The Thinking Process: From Reactive to Proactive to Principled
The progression visible in this conversation is instructive. The user started with a reactive approach (scale on pending tasks), quickly learned it was wrong, pivoted to a proactive approach (scale on sustained demand targets), and now was pushing toward a principled approach (prefer proven machines). Each iteration added sophistication without adding complexity — the rules remained simple, but the information available to the agent became richer.
This message also reveals the user's mental model of the agent. They saw it not as a script with if-else logic but as a reasoning entity that could use tools (check Curio, write a file, read a file) and make contextual judgments. The instruction to "prefer instances which we saw working" is a high-level goal, not a detailed algorithm — the user trusted the LLM to figure out the weighting, given the right data.

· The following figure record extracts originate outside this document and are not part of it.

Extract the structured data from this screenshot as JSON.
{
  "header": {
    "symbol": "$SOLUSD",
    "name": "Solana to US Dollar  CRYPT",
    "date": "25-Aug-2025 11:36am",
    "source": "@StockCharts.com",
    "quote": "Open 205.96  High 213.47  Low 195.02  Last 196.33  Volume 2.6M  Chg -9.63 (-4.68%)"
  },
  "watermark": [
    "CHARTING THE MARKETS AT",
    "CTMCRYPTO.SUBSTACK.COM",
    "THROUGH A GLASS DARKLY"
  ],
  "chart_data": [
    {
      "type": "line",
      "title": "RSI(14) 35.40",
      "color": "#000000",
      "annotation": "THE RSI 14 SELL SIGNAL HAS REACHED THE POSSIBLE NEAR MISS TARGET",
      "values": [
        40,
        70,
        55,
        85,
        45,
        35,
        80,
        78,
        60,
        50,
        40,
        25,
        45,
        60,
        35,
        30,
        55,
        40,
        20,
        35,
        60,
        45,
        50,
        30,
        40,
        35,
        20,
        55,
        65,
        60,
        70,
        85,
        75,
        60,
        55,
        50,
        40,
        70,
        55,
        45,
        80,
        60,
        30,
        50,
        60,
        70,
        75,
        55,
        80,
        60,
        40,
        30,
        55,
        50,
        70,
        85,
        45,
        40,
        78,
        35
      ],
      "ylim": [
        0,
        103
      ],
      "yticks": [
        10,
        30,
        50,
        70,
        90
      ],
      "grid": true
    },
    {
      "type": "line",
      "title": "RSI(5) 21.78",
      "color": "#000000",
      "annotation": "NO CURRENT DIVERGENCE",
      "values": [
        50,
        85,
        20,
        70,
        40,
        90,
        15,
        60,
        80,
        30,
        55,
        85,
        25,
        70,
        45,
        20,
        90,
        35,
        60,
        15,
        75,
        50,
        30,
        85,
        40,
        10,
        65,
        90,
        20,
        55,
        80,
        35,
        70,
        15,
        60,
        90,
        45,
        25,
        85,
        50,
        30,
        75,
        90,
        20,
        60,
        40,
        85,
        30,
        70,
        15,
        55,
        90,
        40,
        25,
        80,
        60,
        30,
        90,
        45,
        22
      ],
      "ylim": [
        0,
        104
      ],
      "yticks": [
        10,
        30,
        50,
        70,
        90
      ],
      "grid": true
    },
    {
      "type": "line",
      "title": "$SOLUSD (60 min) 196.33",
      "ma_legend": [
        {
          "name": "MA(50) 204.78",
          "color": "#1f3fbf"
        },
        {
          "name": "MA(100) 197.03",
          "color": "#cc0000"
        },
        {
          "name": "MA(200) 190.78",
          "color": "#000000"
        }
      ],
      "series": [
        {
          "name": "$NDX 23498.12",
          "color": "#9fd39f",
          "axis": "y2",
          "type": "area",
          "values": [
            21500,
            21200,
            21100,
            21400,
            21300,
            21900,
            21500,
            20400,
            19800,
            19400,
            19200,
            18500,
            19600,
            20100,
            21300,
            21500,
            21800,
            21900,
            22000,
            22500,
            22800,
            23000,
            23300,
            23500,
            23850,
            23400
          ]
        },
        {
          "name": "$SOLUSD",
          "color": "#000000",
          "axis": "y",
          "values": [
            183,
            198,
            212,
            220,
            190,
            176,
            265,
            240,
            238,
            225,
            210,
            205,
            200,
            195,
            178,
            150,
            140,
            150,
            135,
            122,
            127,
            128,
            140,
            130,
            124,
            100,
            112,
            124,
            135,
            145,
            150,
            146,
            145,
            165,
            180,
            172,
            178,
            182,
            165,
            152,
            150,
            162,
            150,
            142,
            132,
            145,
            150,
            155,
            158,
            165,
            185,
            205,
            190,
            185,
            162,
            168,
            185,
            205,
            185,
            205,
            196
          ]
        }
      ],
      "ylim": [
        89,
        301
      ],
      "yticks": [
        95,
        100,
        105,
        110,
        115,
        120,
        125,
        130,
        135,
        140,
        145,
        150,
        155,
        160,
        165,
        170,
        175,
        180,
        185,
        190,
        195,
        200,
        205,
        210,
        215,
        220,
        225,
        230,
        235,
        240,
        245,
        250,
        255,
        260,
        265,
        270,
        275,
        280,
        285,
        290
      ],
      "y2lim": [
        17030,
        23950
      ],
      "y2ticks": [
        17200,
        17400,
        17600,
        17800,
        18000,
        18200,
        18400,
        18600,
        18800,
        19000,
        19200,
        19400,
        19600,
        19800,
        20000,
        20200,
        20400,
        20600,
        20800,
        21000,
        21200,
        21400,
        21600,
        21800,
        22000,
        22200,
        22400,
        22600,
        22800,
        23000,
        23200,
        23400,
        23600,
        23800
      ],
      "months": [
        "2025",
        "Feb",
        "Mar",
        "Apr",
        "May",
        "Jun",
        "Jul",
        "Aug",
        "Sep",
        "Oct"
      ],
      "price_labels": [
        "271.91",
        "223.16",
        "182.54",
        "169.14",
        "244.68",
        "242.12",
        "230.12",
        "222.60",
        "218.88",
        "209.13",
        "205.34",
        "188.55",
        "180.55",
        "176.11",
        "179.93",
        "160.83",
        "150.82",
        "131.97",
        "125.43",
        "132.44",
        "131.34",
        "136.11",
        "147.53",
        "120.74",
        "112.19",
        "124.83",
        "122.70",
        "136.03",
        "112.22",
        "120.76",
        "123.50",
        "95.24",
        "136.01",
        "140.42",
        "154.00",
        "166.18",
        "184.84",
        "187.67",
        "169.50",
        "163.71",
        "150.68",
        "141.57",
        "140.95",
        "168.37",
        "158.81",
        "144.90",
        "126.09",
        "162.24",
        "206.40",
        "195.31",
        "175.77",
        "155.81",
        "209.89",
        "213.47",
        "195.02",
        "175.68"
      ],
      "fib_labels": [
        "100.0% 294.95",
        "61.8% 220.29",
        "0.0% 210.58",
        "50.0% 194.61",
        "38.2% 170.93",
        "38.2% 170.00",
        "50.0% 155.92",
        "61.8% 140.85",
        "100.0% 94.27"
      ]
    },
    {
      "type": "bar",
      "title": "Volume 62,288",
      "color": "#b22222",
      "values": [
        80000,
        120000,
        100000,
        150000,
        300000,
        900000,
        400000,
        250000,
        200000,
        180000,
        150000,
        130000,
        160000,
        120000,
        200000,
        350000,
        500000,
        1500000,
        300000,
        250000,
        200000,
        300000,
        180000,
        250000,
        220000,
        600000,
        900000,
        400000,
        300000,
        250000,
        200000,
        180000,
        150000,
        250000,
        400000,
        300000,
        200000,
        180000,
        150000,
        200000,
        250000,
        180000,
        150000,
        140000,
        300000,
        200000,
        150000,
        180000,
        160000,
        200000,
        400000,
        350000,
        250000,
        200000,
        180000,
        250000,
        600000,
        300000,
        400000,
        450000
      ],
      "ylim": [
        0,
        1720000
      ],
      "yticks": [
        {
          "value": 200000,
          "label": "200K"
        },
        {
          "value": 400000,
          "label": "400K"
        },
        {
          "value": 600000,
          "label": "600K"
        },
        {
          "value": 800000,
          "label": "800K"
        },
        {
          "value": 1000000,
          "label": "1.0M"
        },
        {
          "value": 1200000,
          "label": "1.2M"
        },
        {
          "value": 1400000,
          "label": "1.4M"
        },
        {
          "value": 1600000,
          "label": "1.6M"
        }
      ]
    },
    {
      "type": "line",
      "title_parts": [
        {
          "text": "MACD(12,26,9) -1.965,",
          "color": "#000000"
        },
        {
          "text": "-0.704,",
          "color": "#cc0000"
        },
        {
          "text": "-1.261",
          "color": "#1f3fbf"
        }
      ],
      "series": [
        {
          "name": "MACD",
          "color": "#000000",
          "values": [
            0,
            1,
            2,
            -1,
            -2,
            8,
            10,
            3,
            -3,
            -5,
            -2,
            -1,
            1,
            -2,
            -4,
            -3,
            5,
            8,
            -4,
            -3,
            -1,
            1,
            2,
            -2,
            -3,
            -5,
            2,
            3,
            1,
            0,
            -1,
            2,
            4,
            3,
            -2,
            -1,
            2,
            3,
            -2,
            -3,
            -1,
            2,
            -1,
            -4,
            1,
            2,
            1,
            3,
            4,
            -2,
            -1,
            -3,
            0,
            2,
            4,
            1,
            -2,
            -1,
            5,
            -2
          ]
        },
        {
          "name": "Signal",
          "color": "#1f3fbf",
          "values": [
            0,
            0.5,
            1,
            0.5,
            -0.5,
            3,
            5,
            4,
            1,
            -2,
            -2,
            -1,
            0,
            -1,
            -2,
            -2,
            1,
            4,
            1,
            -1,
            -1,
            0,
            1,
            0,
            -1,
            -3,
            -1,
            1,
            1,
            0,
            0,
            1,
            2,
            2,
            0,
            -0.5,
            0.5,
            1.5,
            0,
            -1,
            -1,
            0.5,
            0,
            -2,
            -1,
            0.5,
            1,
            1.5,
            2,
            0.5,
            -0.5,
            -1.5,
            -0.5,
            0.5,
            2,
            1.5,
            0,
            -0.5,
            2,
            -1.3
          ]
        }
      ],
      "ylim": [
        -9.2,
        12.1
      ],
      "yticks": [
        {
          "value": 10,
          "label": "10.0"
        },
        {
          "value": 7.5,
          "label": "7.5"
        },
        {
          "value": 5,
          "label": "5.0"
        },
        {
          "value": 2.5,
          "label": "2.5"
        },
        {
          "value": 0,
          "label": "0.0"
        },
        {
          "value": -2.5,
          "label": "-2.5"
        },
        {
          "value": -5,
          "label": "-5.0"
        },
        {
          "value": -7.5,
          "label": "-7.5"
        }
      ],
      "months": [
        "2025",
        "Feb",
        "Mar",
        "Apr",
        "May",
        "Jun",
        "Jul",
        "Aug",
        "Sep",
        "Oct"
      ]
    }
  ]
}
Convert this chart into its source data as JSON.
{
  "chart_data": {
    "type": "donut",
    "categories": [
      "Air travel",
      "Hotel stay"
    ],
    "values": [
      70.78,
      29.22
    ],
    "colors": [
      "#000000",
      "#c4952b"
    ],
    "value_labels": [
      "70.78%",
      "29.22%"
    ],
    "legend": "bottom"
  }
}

The Output Knowledge Created
This message generated a concrete specification for a new subsystem: the agent performance tracker. The assistant's response ([msg 4443]) immediately recognized the scope of work: querying Curio's harmony_task_history for per-machine completion data, mapping hostnames to vast instance IDs, building a /api/agent/perf endpoint in Go, updating the Python agent to write and read the markdown summary, and integrating the performance data into the LLM's launch decision context. The todo list expanded with items for "per-machine Curio completion/error counts" and "prefer proven machines" — direct descendants of this message.
The message also implicitly created a design principle that would echo through subsequent chunks: the agent should be evidence-driven, not speculation-driven. This principle would later manifest in the diagnostic grounding sub-agent system (chunk 4), where the agent was required to gather factual evidence before making destructive decisions. The performance markdown file was the first instance of this pattern — a persistent, verifiable record of reality that the agent could reference instead of guessing.
Why This Message Matters
In the broader arc of the conversation, this message marks the transition from a naive scaling agent to a sophisticated fleet manager with institutional memory. It introduced the concept that an autonomous system must not only observe the present but remember the past — and that memory must be structured, persistent, and actionable. The markdown file became the agent's hippocampus, encoding which machines had earned trust and which had not.
For anyone building autonomous infrastructure management systems, this message encapsulates a critical lesson: the most valuable data is often not the data you can buy (marketplace listings, benchmark scores) but the data you generate yourself (production performance, error rates). An agent that cannot distinguish between a proven worker and an unknown gamble is not truly autonomous — it is just guessing with someone else's money.